Aarch64: unaligned access despite -mstrict-align

Hi,

I experienced a crash in code compiled with Clang 10.0.0 due to a
misaligned 64-bit data access. The (ARMv8) CPU is configured with SCTL.A
== 1 (alignment check enable). With SCTLR.A == 0 the code runs as expected.
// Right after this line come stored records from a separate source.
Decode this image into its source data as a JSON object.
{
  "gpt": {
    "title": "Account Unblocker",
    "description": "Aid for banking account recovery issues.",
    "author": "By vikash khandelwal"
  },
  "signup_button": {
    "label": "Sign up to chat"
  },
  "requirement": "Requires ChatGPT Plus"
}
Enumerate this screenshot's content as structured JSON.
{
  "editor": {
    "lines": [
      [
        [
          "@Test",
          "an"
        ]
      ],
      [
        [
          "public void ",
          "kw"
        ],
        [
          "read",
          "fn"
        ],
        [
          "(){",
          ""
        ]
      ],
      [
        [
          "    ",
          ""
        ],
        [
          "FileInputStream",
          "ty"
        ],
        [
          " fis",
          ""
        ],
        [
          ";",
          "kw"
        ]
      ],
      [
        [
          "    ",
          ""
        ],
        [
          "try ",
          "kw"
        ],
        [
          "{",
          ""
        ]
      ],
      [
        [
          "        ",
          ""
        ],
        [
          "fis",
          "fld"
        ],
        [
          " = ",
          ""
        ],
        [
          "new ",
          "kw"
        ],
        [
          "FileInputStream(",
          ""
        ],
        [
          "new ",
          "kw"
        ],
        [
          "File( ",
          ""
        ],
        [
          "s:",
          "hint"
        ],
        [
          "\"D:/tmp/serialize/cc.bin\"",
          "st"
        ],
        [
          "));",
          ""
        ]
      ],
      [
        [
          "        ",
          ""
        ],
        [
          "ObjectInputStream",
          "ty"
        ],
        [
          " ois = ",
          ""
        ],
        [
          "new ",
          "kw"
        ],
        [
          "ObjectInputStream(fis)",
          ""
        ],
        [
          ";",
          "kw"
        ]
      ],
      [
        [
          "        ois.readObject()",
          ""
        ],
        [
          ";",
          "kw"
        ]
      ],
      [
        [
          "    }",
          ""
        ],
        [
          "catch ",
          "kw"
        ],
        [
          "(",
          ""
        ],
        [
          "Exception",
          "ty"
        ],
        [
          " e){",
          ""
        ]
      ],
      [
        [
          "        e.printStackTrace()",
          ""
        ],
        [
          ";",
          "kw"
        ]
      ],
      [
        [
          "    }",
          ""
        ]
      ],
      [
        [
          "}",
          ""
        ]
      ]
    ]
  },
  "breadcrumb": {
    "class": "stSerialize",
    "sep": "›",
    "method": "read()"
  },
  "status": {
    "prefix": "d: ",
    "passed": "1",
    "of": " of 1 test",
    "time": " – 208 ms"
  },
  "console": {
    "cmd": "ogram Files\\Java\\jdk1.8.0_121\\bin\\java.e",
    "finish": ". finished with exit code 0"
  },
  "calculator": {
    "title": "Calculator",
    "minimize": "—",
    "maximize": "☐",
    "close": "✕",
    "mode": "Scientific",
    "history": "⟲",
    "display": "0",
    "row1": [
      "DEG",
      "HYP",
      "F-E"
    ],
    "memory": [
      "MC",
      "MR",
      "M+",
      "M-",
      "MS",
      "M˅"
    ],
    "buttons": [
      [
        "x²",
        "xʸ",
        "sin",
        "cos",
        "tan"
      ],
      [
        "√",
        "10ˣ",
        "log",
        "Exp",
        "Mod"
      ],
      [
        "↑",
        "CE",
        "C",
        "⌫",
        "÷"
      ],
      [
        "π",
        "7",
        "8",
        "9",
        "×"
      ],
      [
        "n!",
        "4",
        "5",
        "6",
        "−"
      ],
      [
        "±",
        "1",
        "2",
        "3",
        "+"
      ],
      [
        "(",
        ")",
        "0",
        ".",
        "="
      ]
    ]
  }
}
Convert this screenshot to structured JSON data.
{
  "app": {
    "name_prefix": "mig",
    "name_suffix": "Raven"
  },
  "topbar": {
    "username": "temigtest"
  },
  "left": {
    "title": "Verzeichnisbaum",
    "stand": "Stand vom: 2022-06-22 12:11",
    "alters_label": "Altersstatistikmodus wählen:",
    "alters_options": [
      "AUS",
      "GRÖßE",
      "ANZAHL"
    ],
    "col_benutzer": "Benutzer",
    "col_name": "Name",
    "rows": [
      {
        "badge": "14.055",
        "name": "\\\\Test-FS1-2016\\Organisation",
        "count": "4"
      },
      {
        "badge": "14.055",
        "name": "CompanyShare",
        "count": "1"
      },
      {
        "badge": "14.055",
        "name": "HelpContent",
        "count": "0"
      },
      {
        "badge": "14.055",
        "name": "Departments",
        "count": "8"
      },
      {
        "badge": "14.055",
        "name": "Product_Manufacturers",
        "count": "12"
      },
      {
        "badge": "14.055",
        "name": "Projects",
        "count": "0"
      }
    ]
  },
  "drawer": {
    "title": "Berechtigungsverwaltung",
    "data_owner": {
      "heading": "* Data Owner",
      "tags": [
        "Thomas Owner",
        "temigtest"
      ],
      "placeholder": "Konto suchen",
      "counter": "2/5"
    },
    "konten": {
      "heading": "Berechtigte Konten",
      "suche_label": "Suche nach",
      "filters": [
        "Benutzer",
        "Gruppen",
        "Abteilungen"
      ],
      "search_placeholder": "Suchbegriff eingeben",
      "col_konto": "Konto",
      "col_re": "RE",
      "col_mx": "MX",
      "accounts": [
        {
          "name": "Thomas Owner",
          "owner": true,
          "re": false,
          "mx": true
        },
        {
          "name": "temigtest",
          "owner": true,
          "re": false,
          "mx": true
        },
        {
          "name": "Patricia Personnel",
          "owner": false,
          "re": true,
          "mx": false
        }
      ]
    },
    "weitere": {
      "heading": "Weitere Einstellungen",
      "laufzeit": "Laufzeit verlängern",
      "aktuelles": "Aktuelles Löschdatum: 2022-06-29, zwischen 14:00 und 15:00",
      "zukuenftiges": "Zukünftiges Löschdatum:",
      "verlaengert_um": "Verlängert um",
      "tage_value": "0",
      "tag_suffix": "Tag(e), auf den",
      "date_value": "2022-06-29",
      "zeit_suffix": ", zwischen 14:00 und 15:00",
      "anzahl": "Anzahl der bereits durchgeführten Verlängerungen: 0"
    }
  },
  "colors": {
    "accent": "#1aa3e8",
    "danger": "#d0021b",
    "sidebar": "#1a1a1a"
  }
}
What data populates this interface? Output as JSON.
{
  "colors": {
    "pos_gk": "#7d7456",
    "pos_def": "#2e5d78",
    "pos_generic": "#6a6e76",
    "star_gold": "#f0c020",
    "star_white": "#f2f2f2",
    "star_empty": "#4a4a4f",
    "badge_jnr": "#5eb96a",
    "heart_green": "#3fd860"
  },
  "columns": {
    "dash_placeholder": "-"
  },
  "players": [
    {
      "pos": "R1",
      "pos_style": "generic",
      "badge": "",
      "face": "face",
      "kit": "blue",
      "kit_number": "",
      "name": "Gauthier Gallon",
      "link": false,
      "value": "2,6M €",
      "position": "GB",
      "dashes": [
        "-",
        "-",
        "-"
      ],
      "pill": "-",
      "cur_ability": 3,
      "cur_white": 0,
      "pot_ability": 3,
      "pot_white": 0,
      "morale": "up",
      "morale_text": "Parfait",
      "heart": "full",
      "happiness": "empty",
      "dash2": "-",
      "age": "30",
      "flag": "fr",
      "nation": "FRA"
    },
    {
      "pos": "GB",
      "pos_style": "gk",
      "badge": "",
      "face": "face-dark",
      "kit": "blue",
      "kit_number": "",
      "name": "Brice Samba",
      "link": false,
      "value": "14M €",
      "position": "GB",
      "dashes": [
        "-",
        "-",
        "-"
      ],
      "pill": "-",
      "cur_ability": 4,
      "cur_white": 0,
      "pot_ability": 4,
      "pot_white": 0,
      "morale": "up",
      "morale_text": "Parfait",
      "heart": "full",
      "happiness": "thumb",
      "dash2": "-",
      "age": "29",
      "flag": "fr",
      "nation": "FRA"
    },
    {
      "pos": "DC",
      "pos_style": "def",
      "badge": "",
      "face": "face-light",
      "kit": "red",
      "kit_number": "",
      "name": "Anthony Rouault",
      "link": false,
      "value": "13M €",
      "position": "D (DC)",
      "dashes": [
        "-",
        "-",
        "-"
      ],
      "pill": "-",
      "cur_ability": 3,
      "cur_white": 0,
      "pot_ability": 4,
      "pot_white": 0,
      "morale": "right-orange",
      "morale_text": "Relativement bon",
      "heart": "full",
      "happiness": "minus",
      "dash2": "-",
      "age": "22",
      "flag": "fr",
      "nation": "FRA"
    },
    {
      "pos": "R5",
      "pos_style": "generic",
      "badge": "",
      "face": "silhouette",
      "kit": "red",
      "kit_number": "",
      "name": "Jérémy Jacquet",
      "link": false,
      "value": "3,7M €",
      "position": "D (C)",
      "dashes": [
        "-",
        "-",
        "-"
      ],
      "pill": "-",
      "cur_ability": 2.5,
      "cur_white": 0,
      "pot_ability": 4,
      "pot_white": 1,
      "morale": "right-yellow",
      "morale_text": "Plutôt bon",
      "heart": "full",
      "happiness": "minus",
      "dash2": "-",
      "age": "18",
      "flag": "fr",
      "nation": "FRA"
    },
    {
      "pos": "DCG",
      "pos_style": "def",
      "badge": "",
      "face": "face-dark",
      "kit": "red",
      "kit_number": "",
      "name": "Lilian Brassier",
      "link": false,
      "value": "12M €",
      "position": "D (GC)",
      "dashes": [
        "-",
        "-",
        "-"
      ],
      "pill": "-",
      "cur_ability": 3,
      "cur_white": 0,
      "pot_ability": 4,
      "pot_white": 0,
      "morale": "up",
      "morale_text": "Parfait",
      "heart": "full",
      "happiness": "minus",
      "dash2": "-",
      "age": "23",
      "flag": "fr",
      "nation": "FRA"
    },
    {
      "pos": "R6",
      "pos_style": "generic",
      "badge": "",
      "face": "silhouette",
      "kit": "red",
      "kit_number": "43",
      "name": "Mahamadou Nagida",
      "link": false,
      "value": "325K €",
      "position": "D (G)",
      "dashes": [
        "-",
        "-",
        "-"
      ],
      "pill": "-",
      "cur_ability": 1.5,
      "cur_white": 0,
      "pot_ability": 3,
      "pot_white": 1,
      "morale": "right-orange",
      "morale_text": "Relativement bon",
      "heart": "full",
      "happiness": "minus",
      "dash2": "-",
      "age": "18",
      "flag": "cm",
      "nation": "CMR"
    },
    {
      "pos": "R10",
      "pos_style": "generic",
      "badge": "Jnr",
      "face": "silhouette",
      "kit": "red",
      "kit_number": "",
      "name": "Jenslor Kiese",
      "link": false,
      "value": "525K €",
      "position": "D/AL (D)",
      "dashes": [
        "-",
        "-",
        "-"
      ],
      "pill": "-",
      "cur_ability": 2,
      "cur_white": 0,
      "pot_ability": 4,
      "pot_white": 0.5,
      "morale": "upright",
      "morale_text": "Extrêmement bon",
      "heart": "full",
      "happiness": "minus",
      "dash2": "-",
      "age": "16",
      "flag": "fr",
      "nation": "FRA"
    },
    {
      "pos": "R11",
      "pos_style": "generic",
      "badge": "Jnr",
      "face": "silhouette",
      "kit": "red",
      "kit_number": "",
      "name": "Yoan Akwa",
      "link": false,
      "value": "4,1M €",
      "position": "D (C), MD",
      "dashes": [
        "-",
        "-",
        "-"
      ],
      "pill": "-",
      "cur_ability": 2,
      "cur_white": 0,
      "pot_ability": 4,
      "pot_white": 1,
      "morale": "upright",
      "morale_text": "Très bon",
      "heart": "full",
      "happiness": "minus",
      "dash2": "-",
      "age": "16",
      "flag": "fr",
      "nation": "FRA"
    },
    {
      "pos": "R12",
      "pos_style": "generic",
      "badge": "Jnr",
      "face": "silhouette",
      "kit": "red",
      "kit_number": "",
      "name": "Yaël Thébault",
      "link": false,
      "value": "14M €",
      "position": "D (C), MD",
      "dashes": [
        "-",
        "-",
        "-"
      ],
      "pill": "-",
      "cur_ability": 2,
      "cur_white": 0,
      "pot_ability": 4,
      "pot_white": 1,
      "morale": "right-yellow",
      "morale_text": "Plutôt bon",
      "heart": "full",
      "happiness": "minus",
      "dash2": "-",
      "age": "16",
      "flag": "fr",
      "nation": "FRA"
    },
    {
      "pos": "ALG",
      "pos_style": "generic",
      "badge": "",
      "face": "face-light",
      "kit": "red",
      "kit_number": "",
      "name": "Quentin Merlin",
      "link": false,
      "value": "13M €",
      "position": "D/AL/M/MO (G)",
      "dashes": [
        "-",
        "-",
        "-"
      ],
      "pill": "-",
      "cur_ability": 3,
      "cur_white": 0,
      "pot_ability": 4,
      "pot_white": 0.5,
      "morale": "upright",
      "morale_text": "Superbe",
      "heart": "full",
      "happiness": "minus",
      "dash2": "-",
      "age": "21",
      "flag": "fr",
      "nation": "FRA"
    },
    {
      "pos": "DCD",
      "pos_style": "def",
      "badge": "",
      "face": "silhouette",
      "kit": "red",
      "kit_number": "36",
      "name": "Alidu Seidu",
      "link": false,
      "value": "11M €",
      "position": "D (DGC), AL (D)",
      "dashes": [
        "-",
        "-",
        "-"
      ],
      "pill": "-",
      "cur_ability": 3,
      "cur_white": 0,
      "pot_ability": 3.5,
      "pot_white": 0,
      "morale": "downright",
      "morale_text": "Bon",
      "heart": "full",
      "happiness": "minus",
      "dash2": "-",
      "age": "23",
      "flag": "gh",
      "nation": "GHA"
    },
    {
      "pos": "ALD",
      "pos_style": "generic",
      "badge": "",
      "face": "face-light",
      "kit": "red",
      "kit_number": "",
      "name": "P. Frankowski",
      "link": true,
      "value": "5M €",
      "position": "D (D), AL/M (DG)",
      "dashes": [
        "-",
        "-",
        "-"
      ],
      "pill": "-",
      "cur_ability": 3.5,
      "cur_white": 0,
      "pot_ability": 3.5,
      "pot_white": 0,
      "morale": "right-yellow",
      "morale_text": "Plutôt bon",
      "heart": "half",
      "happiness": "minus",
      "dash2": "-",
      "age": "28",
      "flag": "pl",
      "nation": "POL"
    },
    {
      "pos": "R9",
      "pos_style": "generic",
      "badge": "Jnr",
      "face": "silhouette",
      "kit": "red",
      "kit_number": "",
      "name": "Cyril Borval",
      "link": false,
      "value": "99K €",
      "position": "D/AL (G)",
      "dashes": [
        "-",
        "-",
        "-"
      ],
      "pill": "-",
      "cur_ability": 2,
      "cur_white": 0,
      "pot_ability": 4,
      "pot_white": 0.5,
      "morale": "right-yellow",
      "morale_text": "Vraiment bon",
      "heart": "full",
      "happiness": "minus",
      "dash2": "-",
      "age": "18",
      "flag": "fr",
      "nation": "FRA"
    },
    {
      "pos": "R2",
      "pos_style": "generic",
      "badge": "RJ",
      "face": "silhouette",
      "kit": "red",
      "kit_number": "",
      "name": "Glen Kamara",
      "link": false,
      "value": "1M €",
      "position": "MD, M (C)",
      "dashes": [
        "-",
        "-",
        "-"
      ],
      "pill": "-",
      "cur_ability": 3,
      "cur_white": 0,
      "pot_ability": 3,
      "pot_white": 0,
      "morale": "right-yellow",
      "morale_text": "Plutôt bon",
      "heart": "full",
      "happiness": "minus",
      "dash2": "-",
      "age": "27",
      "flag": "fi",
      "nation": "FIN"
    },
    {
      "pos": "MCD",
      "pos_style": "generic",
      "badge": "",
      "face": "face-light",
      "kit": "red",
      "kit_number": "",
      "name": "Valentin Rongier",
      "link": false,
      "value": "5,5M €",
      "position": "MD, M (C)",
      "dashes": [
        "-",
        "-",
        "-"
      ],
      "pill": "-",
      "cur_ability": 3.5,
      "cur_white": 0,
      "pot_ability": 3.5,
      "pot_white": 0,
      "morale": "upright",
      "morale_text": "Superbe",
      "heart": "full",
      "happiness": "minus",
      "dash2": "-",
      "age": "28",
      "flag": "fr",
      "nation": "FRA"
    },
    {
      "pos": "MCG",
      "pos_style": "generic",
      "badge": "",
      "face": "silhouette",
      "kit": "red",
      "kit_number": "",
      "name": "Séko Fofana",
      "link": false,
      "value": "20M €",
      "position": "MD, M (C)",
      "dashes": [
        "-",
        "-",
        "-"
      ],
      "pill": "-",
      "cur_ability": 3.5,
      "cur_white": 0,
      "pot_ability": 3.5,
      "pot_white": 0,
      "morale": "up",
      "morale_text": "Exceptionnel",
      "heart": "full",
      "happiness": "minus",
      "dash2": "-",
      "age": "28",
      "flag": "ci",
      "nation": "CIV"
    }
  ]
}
After some investigation I came up with the following reproducer:

---8<-------8<-------8<-------8<-------8<-------8<-------8<-------
$ cat test.c
extern char *g;
int memcmp(const void *s1, const void *s2, unsigned long n);

int f(void *c)
{
  return memcmp(g, c, 16);
}
$ clang --target=aarch64-linux-gnu -Os -mstrict-align -S test.c
$ cat test.s
  .text
  .file "test.c"
  .globl f // -- Begin function f
  .p2align 2
  .type f,@function
f: // @f
// %bb.0:
  adrp x8, g
  ldr x10, [x8, :lo12:g]
  ldr x9, [x0]
  ldr x8, [x10]
  rev x9, x9
  rev x8, x8
  cmp x8, x9
  b.ne .LBB0_3
// %bb.1:
  ldr x8, [x10, #8]
  ldr x9, [x0, #8]
  rev x8, x8
  rev x9, x9
  cmp x8, x9
  b.ne .LBB0_3
// %bb.2:
  mov w0, wzr
  ret
.LBB0_3:
  cmp x8, x9
  mov w8, #-1
  cneg w0, w8, hs
  ret
.Lfunc_end0:
  .size f, .Lfunc_end0-f
                                        // -- End function
  .ident "clang version 10.0.0-4ubuntu1 "
  .section ".note.GNU-stack","",@progbits
  .addrsig
---8<-------8<-------8<-------8<-------8<-------8<-------8<-------

Note the 'ldr x9, [x0]'. At this point there is no guarantee that x0 is
a multiple of 8, so why is Clang generating this code?

Thanks,

Hi Jerome,

Note the ‘ldr x9, [x0]’. At this point there is no guarantee that x0 is a multiple of 8, so why is Clang generating this code?

I think the point is that it can assume it is 8 byte aligned, so the question is why it isn’t. I guess that requires looking into how memory is allocated to what C is pointing to, or if some type punning caused passing an address that is not properly aligned.

Cheers,
Sjoerd.

Is this of any relevance?

https://bugs.llvm.org/show_bug.cgi?id=44246

  - Chuck

Sorry, quick message to ignore what I wrote before, I got myself confused (probably you too),
With a recent trunk build I get this:

f:

adrp x8, g

ldr x8, [x8, :lo12:g]

mov w2, #16

mov x1, x0

mov x0, x8

b memcmp

This looks more correct, and I need to look a bit more into this (and how clang 10.0.0 behaves).

Sorry, quick message to ignore what I wrote before, I got myself confused (probably you too),

:slight_smile:

With a recent trunk build I get this:

f:
        adrp x8, g
        ldr x8, [x8, :lo12:g]
        mov w2, #16
        mov x1, x0
        mov x0, x8
        b memcmp

This looks more correct, and I need to look a bit more into this (and how clang 10.0.0 behaves).

Indeed I would be quite happy with that :wink: Good to know that master
generated this. If you would you like me to bisect and identify the
commit that changed the behavior, please let me know.

Thanks,

See https://reviews.llvm.org/D76113 and my followup https://reviews.llvm.org/D77599 . (I didn't really think about it at the time, but maybe worth nominating for 10.0.1.)

-Eli

OK, thanks for clarifying.